The researchers concluded:
“Saccharomyces cerevisiae is well tolerated and reduces abdominal pain/discomfort scores without stool modification. Thus, Saccharomyces cerevisiae may be a new promising candidate for improving abdominal pain in subjects with irritable bowel syndrome.”
Another clinical study of 35 IBS patients with diarrhoea showed that live Saccharomyces cerevisiae var. boulardii significantly aided the patients compared with the placebo group. The researchers stated:
“S. boulardii with ispaghula husk was superior to placebo with ispaghula husk in improving the cytokine profile, histology, and quality of life of patients with IBS-D. These preliminary results need to be confirmed in a well-powered trial.”

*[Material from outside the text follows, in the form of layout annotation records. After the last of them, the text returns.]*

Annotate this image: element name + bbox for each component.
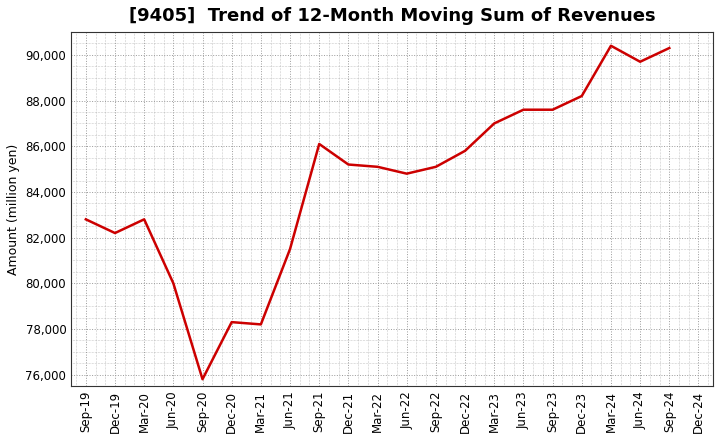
Title: [9405]  Trend of 12-Month Moving Sum of Revenues: [9405] Trend of 12-Month Moving Sum of R… bbox=[129, 7, 655, 25]
Y-axis label: Amount (million yen): Amount (million yen) bbox=[7, 143, 20, 275]
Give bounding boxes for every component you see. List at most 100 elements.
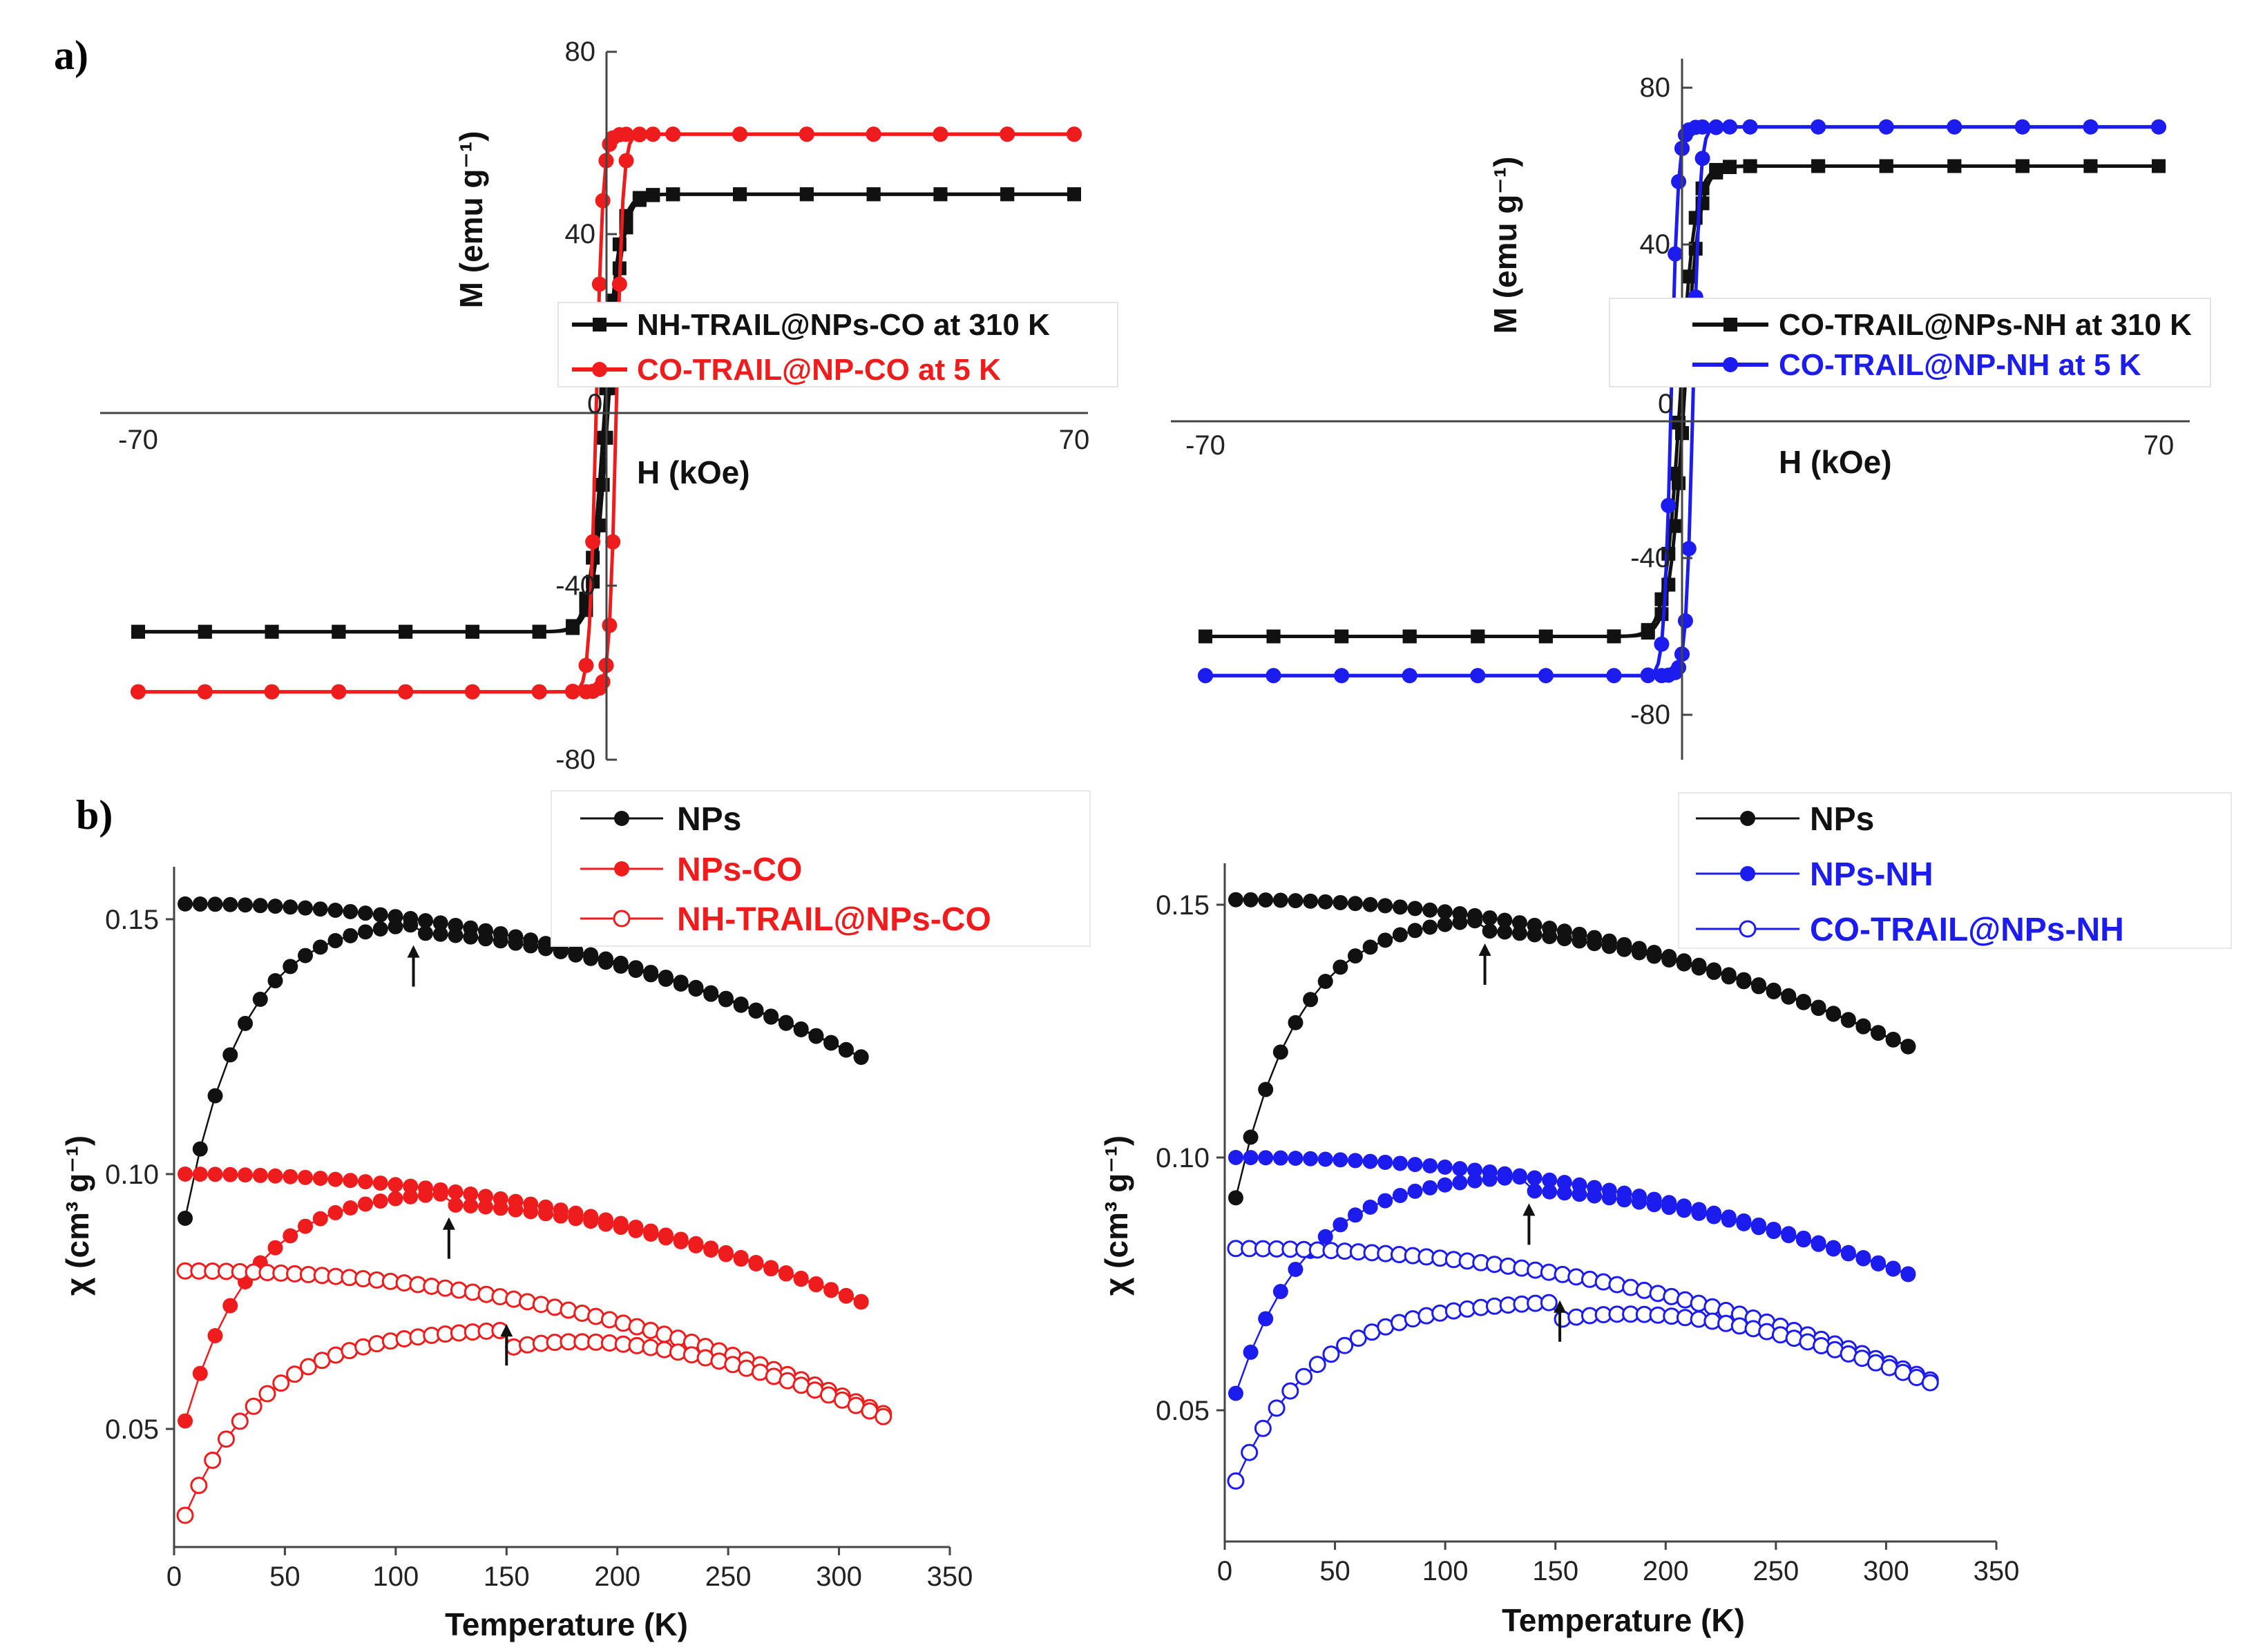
data-point <box>1527 927 1543 943</box>
data-point <box>688 1238 704 1254</box>
x-tick-label: 150 <box>1532 1556 1578 1586</box>
data-point <box>1722 119 1737 135</box>
data-point <box>465 624 479 639</box>
data-point <box>1640 668 1656 684</box>
data-point <box>1348 948 1364 964</box>
data-point <box>1538 668 1554 684</box>
data-point <box>1885 1261 1901 1277</box>
y-tick-label: -40 <box>1630 543 1670 573</box>
data-point <box>1497 912 1513 928</box>
data-point <box>1467 1162 1483 1178</box>
data-point <box>1497 1170 1513 1186</box>
data-point <box>358 1196 374 1212</box>
data-point <box>763 1009 779 1025</box>
data-point <box>477 1285 495 1303</box>
data-point <box>222 1166 238 1182</box>
data-point <box>432 1186 448 1202</box>
data-point <box>343 1200 359 1216</box>
data-point <box>658 971 674 987</box>
data-point <box>808 1277 824 1293</box>
data-point <box>343 903 359 919</box>
data-point <box>1641 626 1655 640</box>
data-point <box>312 939 328 955</box>
series-line <box>184 1329 884 1516</box>
data-point <box>1540 1294 1558 1312</box>
data-point <box>532 1296 550 1314</box>
y-tick-label: 0.15 <box>105 905 159 935</box>
data-point <box>1198 629 1212 644</box>
data-point <box>1751 1220 1767 1236</box>
data-point <box>656 1341 674 1358</box>
series-line <box>1234 1176 1909 1394</box>
data-point <box>595 674 611 690</box>
data-point <box>464 684 480 700</box>
data-point <box>1668 246 1683 262</box>
data-point <box>1333 959 1348 975</box>
data-point <box>1377 898 1393 914</box>
data-point <box>933 187 948 202</box>
data-point <box>332 624 346 639</box>
data-point <box>518 1293 536 1311</box>
data-point <box>198 624 212 639</box>
data-point <box>1333 1217 1348 1233</box>
data-point <box>866 187 881 202</box>
data-point <box>1811 1236 1826 1252</box>
data-point <box>665 126 681 142</box>
data-point <box>618 153 634 169</box>
data-point <box>1288 1151 1303 1166</box>
data-point <box>2083 159 2098 173</box>
origin-label: 0 <box>1658 389 1673 419</box>
data-point <box>388 919 403 934</box>
data-point <box>432 926 448 942</box>
data-point <box>508 935 524 951</box>
y-tick-label: -80 <box>555 745 595 775</box>
data-point <box>327 902 343 918</box>
data-point <box>265 624 279 639</box>
data-point <box>1511 925 1527 941</box>
data-point <box>1392 927 1408 943</box>
data-point <box>1900 1039 1916 1055</box>
legend-marker-solid <box>614 861 629 876</box>
data-point <box>553 943 569 959</box>
y-tick-label: -40 <box>555 570 595 601</box>
legend-label: CO-TRAIL@NPs-NH <box>1810 912 2124 948</box>
arrow-head <box>442 1217 455 1230</box>
data-point <box>491 1288 509 1306</box>
data-point <box>1706 964 1722 980</box>
data-point <box>568 1211 584 1227</box>
data-point <box>508 1202 524 1218</box>
data-point <box>1871 1026 1887 1041</box>
data-point <box>1855 1251 1871 1267</box>
data-point <box>1067 126 1082 142</box>
data-point <box>553 1208 569 1224</box>
data-point <box>298 1218 314 1234</box>
data-point <box>372 921 388 937</box>
data-point <box>2083 119 2099 135</box>
data-point <box>1742 119 1758 135</box>
data-point <box>477 931 493 947</box>
data-point <box>1708 119 1724 135</box>
data-point <box>1317 1151 1333 1167</box>
data-point <box>1855 1019 1871 1035</box>
data-point <box>1281 1382 1299 1400</box>
data-point <box>448 1184 464 1200</box>
data-point <box>217 1430 235 1448</box>
data-point <box>1654 636 1670 652</box>
data-point <box>778 1015 794 1031</box>
data-point <box>1336 1336 1354 1354</box>
y-tick-label: 40 <box>565 219 596 249</box>
data-point <box>298 948 314 963</box>
data-point <box>178 896 193 912</box>
data-point <box>1437 1159 1453 1175</box>
data-point <box>463 1187 479 1202</box>
data-point <box>192 1166 208 1182</box>
data-point <box>1268 1399 1286 1417</box>
data-point <box>537 941 553 957</box>
data-point <box>1452 1175 1468 1191</box>
data-point <box>178 1166 193 1182</box>
data-point <box>1826 1241 1842 1257</box>
data-point <box>1243 1344 1259 1360</box>
data-point <box>613 958 629 974</box>
data-point <box>358 905 374 921</box>
data-point <box>283 959 298 974</box>
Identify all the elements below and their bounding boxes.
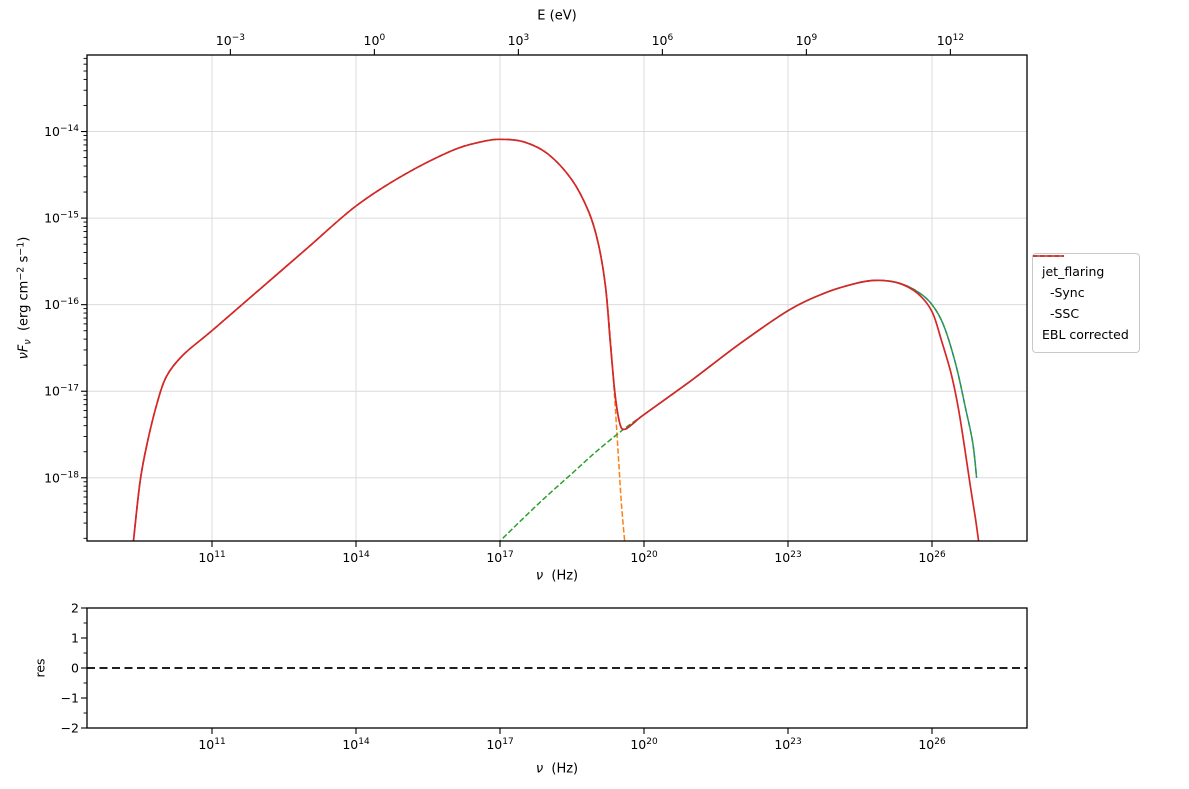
tick-exponent: 9 (811, 33, 817, 43)
sed-main-panel: 1011 1014 1017 1020 1023 1026 10−3 100 103 106 109… (44, 33, 1028, 565)
main-ticks (81, 49, 951, 547)
legend-label: -Sync (1042, 285, 1085, 300)
tick-label: 1017 (486, 737, 513, 752)
ylabel-sup-cm: −2 (15, 266, 26, 281)
legend-label: jet_flaring (1042, 264, 1105, 279)
series-sync-line (132, 138, 626, 541)
xlabel-unit: (Hz) (543, 568, 579, 584)
main-grid (87, 55, 1027, 541)
tick-label: −2 (61, 721, 79, 736)
tick-label: 10−14 (44, 124, 79, 139)
tick-exponent: 17 (502, 550, 513, 560)
tick-label: 100 (364, 33, 386, 48)
tick-label: 1011 (198, 737, 225, 752)
legend-entry: EBL corrected (1033, 255, 1129, 345)
y-axis-label: νFν (erg cm−2 s−1) (15, 237, 34, 360)
tick-label: 1017 (486, 550, 513, 565)
tick-label: 10−16 (44, 297, 79, 312)
ylabel-unit: (erg cm (16, 280, 32, 340)
tick-exponent: 17 (502, 737, 513, 747)
x-axis-label-main: ν (Hz) (536, 569, 578, 584)
tick-exponent: 0 (379, 33, 385, 43)
tick-exponent: 23 (790, 737, 801, 747)
xlabel-nu: ν (535, 568, 544, 584)
tick-exponent: 3 (523, 33, 529, 43)
tick-label: 10−17 (44, 384, 79, 399)
tick-label: 1020 (630, 550, 658, 565)
tick-exponent: 26 (934, 737, 946, 747)
tick-label: 1014 (342, 737, 370, 752)
x-axis-label-residual: ν (Hz) (536, 762, 578, 777)
res-xlabel-unit: (Hz) (543, 761, 579, 777)
tick-label: −1 (61, 691, 79, 706)
ylabel-nuF: νF (16, 344, 32, 360)
tick-label: 1020 (630, 737, 658, 752)
tick-exponent: 26 (934, 550, 946, 560)
tick-label: 1 (71, 631, 79, 646)
residual-panel: 1011 1014 1017 1020 1023 1026 −2 −1 0 1 2 (61, 601, 1028, 752)
tick-label: 1023 (774, 737, 801, 752)
legend: jet_flaring -Sync -SSC EBL corrected (1032, 253, 1140, 353)
tick-exponent: −15 (60, 211, 79, 221)
series-lines (132, 138, 980, 541)
tick-label: 103 (508, 33, 530, 48)
tick-label: 106 (652, 33, 674, 48)
tick-label: 1026 (918, 737, 946, 752)
tick-exponent: 6 (667, 33, 673, 43)
legend-entry: -Sync (1033, 255, 1129, 303)
series-ssc-line (499, 279, 978, 541)
tick-label: 10−15 (44, 211, 79, 226)
tick-exponent: −3 (232, 33, 245, 43)
residual-ticks (81, 607, 933, 734)
tick-exponent: 11 (214, 550, 225, 560)
residual-y-axis-label: res (32, 658, 48, 678)
tick-exponent: −14 (60, 124, 79, 134)
tick-exponent: −17 (60, 384, 79, 394)
ylabel-sup-s: −1 (15, 241, 26, 256)
tick-label: 1012 (937, 33, 964, 48)
tick-exponent: 20 (646, 737, 658, 747)
legend-entry: -SSC (1033, 255, 1129, 324)
ylabel-sub-nu: ν (22, 339, 34, 345)
tick-label: 10−3 (216, 33, 245, 48)
tick-label: 2 (71, 601, 79, 616)
tick-exponent: 12 (953, 33, 964, 43)
tick-label: 1011 (198, 550, 225, 565)
tick-exponent: 11 (214, 737, 225, 747)
tick-label: 1026 (918, 550, 946, 565)
tick-label: 109 (796, 33, 818, 48)
tick-label: 1023 (774, 550, 801, 565)
tick-label: 10−18 (44, 470, 79, 485)
tick-exponent: −18 (60, 470, 79, 480)
tick-exponent: 23 (790, 550, 801, 560)
ylabel-unit-s: s (16, 255, 32, 267)
tick-exponent: −16 (60, 297, 79, 307)
legend-label: -SSC (1042, 306, 1080, 321)
tick-label: 0 (71, 661, 79, 676)
legend-line-sample (1033, 255, 1064, 257)
legend-entry: jet_flaring (1033, 255, 1129, 282)
tick-label: 1014 (342, 550, 370, 565)
tick-exponent: 20 (646, 550, 658, 560)
tick-exponent: 14 (358, 550, 370, 560)
main-axes-frame (86, 54, 1028, 542)
top-axis-label: E (eV) (537, 8, 577, 24)
series-ebl-corrected-line (132, 138, 980, 541)
tick-exponent: 14 (358, 737, 370, 747)
res-xlabel-nu: ν (535, 761, 544, 777)
legend-label: EBL corrected (1042, 327, 1129, 342)
series-jet-flaring-line (132, 138, 978, 541)
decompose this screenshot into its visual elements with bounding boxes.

Brewer’s yeast helps prevent heart disease
Researchers from Portland’s National College of Natural Medicine studied 12 adults for eight weeks. They were given blood tests for heart disease markers and then given 5.6 billion CFUs of Saccharomyces cerevisiae var. boulardii per day. After 8 weeks, the researchers found that levels of remnant lipoprotein particles (RLP-P) fell by an average of 15.5%. RLP-P has been linked in other research to a higher risk of coronary artery disease. The researchers concluded:
“In this pilot study, 8 weeks of daily supplementation with S. boulardii lowered remnant lipoprotein, a predictive biomarker and potential therapeutic target in the treatment and prevention of coronary artery disease.”
Brewers yeast helps reduce oxidative damage
Researchers from Brazil’s Federal University of Paraiba tested healthy adults for 60 days. After 30 days of supplementation, the extracted yeast supplement significantly reduced the men’s levels of malondialdehyde (MDA). MDA is a marker for oxidative stress.
Oxidative damage causes a number of degenerative diseases, including Alzheimer’s, arthritis and others. The researchers concluded:
“The results showed for the first time that CM-G may act as an adjuvant in preventing oxidative damage in healthy humans.”